In Johannesburg we came face to face with huge safety issues and a constant feeling of insecurity; in the hostel we stayed at the staff informed us: “You can go down to the end of this street, or you can go to the top. You can walk a block this way or the other direction … but don't go any further!”
It's not just Johannesburg; you do not drive through any city or large town without your windows tightly closed as you run the risk of a gun being stuck in your face. Sometimes it's not even a question of your money or your life and some less fortunate people get randomly shot in the head. Clarissa was lucky; she was sitting in the passenger seat in a traffic queue in Umthatha, had her window down – when a hand came from nowhere, reached into the car and snatched her phone from her hand. Bizarrely, when she screamed in dismay and flicked a rude sign to the thief, he bashfully returned and gave her back the phone with an apology. The rampaging crime is hardly checked by a hopelessly corrupt criminal justice system unable/unwilling to deal with misdemeanors.

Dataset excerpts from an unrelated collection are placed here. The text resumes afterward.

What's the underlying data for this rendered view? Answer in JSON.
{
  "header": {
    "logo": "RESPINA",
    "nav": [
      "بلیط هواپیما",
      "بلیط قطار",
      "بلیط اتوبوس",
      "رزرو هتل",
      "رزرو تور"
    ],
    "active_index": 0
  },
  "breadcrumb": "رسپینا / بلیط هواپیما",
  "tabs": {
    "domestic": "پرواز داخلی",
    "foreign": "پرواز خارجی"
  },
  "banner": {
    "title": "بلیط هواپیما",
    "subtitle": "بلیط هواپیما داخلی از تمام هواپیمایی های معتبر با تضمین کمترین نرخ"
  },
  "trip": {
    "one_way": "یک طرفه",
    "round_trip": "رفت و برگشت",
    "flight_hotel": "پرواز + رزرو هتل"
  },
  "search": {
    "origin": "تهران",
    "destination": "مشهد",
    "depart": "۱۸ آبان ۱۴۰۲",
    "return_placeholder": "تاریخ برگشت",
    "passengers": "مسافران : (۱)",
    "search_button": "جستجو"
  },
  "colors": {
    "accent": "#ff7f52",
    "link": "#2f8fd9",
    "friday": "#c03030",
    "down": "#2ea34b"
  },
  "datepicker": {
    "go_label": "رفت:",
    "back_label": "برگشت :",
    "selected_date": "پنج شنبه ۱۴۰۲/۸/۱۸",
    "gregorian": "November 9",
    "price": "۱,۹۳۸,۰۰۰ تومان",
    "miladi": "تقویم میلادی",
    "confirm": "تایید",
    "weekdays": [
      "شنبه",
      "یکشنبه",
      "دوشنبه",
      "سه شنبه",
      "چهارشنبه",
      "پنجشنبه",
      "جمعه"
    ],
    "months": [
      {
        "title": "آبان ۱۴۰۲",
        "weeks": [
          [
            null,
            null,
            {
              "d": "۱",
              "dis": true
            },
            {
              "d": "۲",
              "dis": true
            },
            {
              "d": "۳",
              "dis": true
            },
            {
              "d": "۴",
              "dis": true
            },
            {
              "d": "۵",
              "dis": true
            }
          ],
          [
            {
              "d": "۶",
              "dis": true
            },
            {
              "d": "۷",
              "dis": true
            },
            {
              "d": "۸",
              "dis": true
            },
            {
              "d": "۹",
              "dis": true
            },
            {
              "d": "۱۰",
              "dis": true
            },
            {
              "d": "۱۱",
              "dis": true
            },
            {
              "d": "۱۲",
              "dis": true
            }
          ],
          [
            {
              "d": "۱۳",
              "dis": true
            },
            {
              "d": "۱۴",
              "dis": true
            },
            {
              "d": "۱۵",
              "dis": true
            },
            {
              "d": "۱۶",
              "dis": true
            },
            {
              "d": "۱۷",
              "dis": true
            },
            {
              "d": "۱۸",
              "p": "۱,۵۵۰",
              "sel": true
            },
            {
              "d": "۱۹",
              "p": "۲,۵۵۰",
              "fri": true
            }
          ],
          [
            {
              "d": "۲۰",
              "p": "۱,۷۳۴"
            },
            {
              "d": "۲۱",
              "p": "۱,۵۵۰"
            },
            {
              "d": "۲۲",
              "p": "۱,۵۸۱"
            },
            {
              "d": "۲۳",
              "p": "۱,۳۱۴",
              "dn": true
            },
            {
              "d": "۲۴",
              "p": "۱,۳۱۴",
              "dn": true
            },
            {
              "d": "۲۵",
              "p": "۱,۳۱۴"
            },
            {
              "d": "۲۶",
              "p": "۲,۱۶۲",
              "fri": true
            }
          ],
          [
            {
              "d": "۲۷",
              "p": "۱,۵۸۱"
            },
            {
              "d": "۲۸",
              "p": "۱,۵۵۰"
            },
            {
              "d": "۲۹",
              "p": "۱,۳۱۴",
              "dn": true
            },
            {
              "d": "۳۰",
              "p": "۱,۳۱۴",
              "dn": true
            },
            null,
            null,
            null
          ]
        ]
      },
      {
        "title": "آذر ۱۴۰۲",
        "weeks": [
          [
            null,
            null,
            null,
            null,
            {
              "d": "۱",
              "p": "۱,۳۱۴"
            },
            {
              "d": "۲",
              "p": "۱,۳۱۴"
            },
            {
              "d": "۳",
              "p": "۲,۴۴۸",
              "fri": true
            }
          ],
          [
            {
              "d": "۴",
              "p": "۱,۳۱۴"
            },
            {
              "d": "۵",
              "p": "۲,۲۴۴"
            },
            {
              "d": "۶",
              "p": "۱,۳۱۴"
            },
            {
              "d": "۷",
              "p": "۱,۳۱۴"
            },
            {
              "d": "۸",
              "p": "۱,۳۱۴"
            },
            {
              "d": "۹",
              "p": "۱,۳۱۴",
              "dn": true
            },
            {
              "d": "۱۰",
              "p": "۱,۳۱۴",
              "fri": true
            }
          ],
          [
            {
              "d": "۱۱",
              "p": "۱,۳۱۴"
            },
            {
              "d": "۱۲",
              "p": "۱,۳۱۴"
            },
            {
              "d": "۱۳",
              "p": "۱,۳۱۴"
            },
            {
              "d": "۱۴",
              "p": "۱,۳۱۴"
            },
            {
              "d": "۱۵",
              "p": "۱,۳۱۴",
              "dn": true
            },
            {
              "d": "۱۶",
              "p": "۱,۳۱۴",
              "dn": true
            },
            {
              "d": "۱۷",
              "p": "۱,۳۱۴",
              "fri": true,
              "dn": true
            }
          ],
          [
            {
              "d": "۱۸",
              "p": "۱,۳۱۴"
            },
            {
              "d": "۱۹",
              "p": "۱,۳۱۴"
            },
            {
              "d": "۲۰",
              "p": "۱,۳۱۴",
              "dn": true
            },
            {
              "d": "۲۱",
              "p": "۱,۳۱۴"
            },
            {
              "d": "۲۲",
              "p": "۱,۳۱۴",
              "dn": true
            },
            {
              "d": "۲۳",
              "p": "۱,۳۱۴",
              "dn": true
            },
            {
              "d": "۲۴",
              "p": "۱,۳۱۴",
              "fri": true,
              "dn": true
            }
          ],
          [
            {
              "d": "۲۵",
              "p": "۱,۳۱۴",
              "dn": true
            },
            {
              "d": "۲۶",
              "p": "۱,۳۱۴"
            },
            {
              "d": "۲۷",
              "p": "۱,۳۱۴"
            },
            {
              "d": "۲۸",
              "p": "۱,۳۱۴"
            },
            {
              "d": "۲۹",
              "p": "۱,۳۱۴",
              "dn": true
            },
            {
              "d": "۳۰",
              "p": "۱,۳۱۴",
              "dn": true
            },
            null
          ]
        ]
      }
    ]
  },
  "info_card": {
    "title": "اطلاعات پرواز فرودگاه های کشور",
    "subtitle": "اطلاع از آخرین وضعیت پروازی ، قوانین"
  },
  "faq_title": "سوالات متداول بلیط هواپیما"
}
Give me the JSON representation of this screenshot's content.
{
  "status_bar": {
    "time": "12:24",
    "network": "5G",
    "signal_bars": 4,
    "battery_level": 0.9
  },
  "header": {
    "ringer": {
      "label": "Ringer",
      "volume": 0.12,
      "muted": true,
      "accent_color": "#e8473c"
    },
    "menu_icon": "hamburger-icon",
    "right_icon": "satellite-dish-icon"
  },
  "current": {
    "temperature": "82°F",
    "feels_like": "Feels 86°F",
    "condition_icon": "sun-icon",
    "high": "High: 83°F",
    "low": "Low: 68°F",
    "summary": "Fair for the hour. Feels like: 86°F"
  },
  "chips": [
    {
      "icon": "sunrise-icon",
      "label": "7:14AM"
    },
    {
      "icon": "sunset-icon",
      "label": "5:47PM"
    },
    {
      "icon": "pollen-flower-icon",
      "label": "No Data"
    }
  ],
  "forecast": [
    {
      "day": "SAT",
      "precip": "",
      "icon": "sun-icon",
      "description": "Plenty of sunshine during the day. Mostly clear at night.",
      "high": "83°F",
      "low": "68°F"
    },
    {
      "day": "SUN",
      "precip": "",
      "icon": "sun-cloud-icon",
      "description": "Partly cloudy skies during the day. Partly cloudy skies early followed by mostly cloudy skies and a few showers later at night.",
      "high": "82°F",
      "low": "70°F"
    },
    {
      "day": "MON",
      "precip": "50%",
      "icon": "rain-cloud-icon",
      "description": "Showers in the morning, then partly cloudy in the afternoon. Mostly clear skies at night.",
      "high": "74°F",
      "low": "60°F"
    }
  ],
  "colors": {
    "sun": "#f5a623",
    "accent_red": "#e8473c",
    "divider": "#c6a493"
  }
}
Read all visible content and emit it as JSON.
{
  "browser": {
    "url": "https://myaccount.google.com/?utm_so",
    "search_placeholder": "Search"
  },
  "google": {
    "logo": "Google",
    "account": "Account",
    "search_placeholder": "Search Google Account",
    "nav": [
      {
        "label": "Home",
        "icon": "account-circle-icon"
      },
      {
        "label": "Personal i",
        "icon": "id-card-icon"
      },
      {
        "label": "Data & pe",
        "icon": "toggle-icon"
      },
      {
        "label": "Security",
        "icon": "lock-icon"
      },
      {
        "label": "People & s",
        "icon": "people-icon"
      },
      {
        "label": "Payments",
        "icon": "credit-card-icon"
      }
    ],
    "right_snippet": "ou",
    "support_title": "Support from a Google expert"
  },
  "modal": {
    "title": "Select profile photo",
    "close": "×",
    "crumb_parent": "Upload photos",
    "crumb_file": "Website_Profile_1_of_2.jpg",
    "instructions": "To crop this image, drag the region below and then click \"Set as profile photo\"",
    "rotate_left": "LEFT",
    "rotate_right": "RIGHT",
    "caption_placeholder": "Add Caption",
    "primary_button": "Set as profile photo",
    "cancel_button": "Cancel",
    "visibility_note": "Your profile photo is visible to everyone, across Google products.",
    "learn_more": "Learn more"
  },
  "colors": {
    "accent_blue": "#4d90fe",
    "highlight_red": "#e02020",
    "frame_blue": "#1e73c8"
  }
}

The resulting lack of trust in society is exemplified by a comment from a white man working as a kind of waiter in the Howick Falls Hotel who overhears our discussion about where to buy a shirt. He advises us to stay on this side of the main street of town and do our shopping in the tourist market stalls: “You don't want to cross the road and go down that street; if you go down that street it's … ” For some reason he fails to provide an adjective to qualify his opinion, but I suppose it was to do with being unsafe.

We were rather astonished and saddened to hear a white man's opinion of the black area of this particular town. He seemed a modest quiet person and Howick is peacefully provincial – certainly no Jo'burg. We had spent seven days in the town the previous month over the New Year, each day nosing around, going through the street markets, cafès and shops. We hadn't felt threatened or in the least danger once.